Hillary Clinton clinched a win in Massachusetts' Democratic primary, defeating Vermont Sen. Bernie Sanders in one of Super Tuesday's most competitive matchups.
With its liberal, largely white electorate, Massachusetts was one of Sanders' best opportunities to pick up delegates on Super Tuesday.
"Massachusetts should be among the best states for Sanders, apart from his home state of Vermont, where polls show him winning by a huge margin," pollsters Steve Koczela and Rich Parr wrote last week. "In terms of demographics and ideology, Massachusetts resembles Iowa and New Hampshire, the two states where Sanders has done best so far. So, if Massachusetts is an uphill battle for Bernie and his supporters, the other states voting next Tuesday are likely to be sheer cliffs."

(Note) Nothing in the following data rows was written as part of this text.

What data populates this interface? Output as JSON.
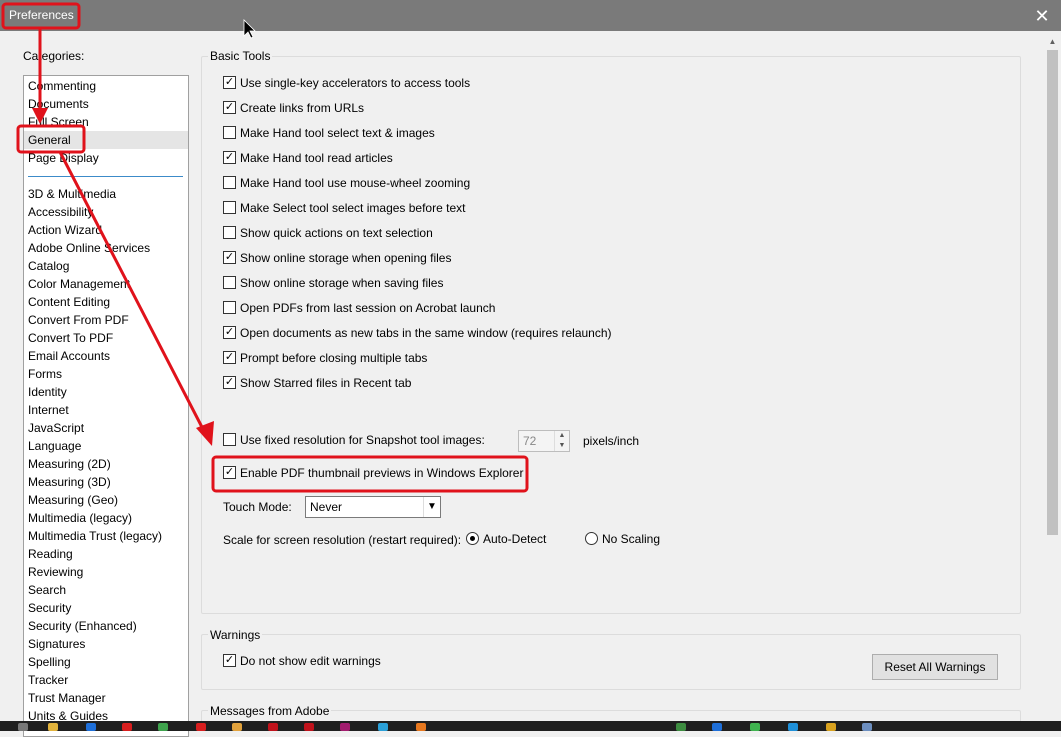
{
  "window": {
    "title": "Preferences",
    "close_glyph": "✕"
  },
  "categories": {
    "label": "Categories:",
    "top_items": [
      "Commenting",
      "Documents",
      "Full Screen",
      "General",
      "Page Display"
    ],
    "selected": "General",
    "items": [
      "3D & Multimedia",
      "Accessibility",
      "Action Wizard",
      "Adobe Online Services",
      "Catalog",
      "Color Management",
      "Content Editing",
      "Convert From PDF",
      "Convert To PDF",
      "Email Accounts",
      "Forms",
      "Identity",
      "Internet",
      "JavaScript",
      "Language",
      "Measuring (2D)",
      "Measuring (3D)",
      "Measuring (Geo)",
      "Multimedia (legacy)",
      "Multimedia Trust (legacy)",
      "Reading",
      "Reviewing",
      "Search",
      "Security",
      "Security (Enhanced)",
      "Signatures",
      "Spelling",
      "Tracker",
      "Trust Manager",
      "Units & Guides"
    ]
  },
  "basic_tools": {
    "label": "Basic Tools",
    "options": [
      {
        "label": "Use single-key accelerators to access tools",
        "checked": true
      },
      {
        "label": "Create links from URLs",
        "checked": true
      },
      {
        "label": "Make Hand tool select text & images",
        "checked": false
      },
      {
        "label": "Make Hand tool read articles",
        "checked": true
      },
      {
        "label": "Make Hand tool use mouse-wheel zooming",
        "checked": false
      },
      {
        "label": "Make Select tool select images before text",
        "checked": false
      },
      {
        "label": "Show quick actions on text selection",
        "checked": false
      },
      {
        "label": "Show online storage when opening files",
        "checked": true
      },
      {
        "label": "Show online storage when saving files",
        "checked": false
      },
      {
        "label": "Open PDFs from last session on Acrobat launch",
        "checked": false
      },
      {
        "label": "Open documents as new tabs in the same window (requires relaunch)",
        "checked": true
      },
      {
        "label": "Prompt before closing multiple tabs",
        "checked": true
      },
      {
        "label": "Show Starred files in Recent tab",
        "checked": true
      }
    ],
    "snapshot": {
      "label": "Use fixed resolution for Snapshot tool images:",
      "checked": false,
      "value": "72",
      "unit": "pixels/inch"
    },
    "thumbnail": {
      "label": "Enable PDF thumbnail previews in Windows Explorer",
      "checked": true
    },
    "touch_mode": {
      "label": "Touch Mode:",
      "value": "Never"
    },
    "scale": {
      "label": "Scale for screen resolution (restart required):",
      "option_auto": "Auto-Detect",
      "option_none": "No Scaling",
      "selected": "Auto-Detect"
    }
  },
  "warnings": {
    "label": "Warnings",
    "option": {
      "label": "Do not show edit warnings",
      "checked": true
    },
    "reset_button": "Reset All Warnings"
  },
  "messages": {
    "label": "Messages from Adobe"
  },
  "colors": {
    "annotation": "#e0121b",
    "titlebar": "#7a7a7a"
  }
}
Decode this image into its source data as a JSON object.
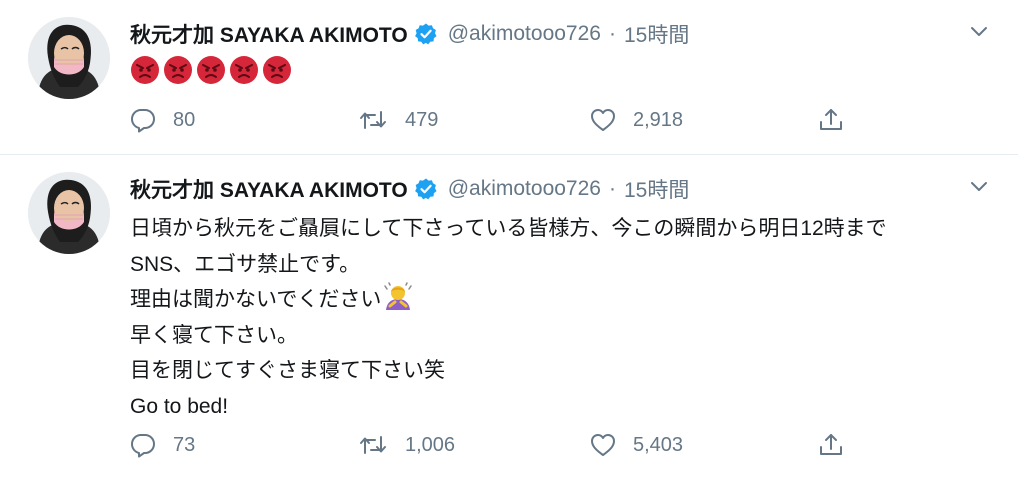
{
  "tweets": [
    {
      "author_name": "秋元才加 SAYAKA AKIMOTO",
      "handle": "@akimotooo726",
      "separator": "·",
      "time": "15時間",
      "emojis": [
        "angry-face",
        "angry-face",
        "angry-face",
        "angry-face",
        "angry-face"
      ],
      "replies": "80",
      "retweets": "479",
      "likes": "2,918"
    },
    {
      "author_name": "秋元才加 SAYAKA AKIMOTO",
      "handle": "@akimotooo726",
      "separator": "·",
      "time": "15時間",
      "text_lines": [
        "日頃から秋元をご贔屓にして下さっている皆様方、今この瞬間から明日12時まで",
        "SNS、エゴサ禁止です。",
        "理由は聞かないでください",
        "早く寝て下さい。",
        "目を閉じてすぐさま寝て下さい笑",
        "Go to bed!"
      ],
      "inline_emoji": "person-bowing",
      "replies": "73",
      "retweets": "1,006",
      "likes": "5,403"
    }
  ],
  "colors": {
    "verified": "#1da1f2",
    "secondary_text": "#657786",
    "divider": "#e6ecf0",
    "angry_emoji": "#d6263a"
  }
}
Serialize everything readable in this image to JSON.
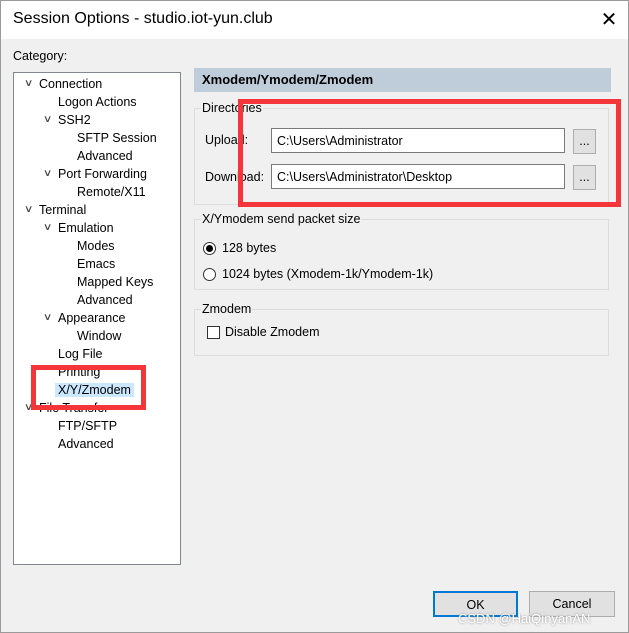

While Clinton outspent Sanders overall on Super Tuesday advertising, the Vermont senator doubled down on Massachusetts, spending $1.35 million to her $547,000, according to Politico.
But the state also has a history as a Clinton stronghold. It's where she attended college, and where, in 2008, she won the primary by more than 15 points over Barack Obama. She was backed overwhelmingly by the state's political establishment, winning the endorsement of all its congressional representatives except for Sen. Elizabeth Warren (D), who has so far remained neutral.
Of the 116 Democratic delegates up for grabs in Massachusetts, just 59 will be awarded in proportion to the candidates' primary performance across the state's nine congressional districts. The remainder include 20 at-large delegates and 12 party leaders and elected officials -- who will all be chosen in May -- and 25 so-called superdelegates.